Not all flippers are created equal, unfortunately. Some have better contractors that others. Some are themselves better at doing the work of renovation than others. So take your time when you’re viewing the home. Pay attention to the small details:
If the home is vacant but professionally staged, do a bit of snooping. Make sure that the area rug isn’t hiding an uneven stain on the wood floor. Be sure the shower curtain isn’t hiding bathroom tiles that don’t quite match up. Open the kitchen cabinets to be certain they shut tightly. Open and close the doors throughout to make sure they’re hung straight.
Stop to smell the roses, or whatever plants and saplings are in the freshly landscaped yard.

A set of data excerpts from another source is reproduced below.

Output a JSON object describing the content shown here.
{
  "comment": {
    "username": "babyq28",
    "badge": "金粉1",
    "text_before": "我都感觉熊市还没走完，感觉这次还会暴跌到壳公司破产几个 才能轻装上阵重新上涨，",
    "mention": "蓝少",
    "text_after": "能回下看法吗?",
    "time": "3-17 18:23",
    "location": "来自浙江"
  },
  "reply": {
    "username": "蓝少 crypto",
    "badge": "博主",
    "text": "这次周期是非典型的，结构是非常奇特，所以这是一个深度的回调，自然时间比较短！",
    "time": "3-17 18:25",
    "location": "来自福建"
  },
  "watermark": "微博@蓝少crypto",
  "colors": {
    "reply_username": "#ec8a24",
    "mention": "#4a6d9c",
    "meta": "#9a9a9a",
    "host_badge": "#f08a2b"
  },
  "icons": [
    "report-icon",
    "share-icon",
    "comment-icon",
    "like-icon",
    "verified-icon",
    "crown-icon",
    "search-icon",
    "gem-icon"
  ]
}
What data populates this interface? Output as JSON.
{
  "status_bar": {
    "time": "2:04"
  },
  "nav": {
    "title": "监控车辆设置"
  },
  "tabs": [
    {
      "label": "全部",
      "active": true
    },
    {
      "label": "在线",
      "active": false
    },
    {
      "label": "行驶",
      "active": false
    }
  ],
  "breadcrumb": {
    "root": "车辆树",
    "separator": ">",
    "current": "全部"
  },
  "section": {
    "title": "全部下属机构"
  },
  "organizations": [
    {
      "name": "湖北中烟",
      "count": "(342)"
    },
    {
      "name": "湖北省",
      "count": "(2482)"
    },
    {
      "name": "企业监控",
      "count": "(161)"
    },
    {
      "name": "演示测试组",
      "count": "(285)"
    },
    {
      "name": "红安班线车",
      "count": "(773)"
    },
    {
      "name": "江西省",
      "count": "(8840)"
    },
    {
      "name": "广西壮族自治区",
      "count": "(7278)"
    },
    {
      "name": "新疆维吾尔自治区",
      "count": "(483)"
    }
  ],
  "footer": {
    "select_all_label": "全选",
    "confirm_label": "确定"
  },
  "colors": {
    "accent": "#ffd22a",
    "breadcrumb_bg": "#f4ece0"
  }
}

Make sure they aren’t just shoved into the mulch to look good for the showing. They should be properly planted into the soil if they are going to flourish. If they’re only dotting the mulch, you’ll be looking for a landscaper within a week of moving in.
Check property records to find out how many times the property has changed hands, who owned it in the past, and if it has maintained its value.
Go for the guts
Those who are serious about the quality of the houses they flip, and their reputations as property investors, won’t simply slap a little paint on the wall, shove in a new refrigerator and call it a complete renovation. As you tour the home, do a little closer inspection:
Look at the plumbing under the sinks in the kitchen and bathrooms. If the pipes look wet, corroded or mineral buildup is visible, the pipes have probably not had any upgrades done.
Ask to see the ductwork. If it is simple sheet metal shaped into tubes or rectangles, you’re looking at old ducting. If the ductwork was renovated, it will most likely be modern fiberglass or double-backed flexible aluminum.
Have an inspection of the foundation done. There is always a possibility of a structural defect that was overlooked or simply not addressed. That’s not a problem you want to inherit.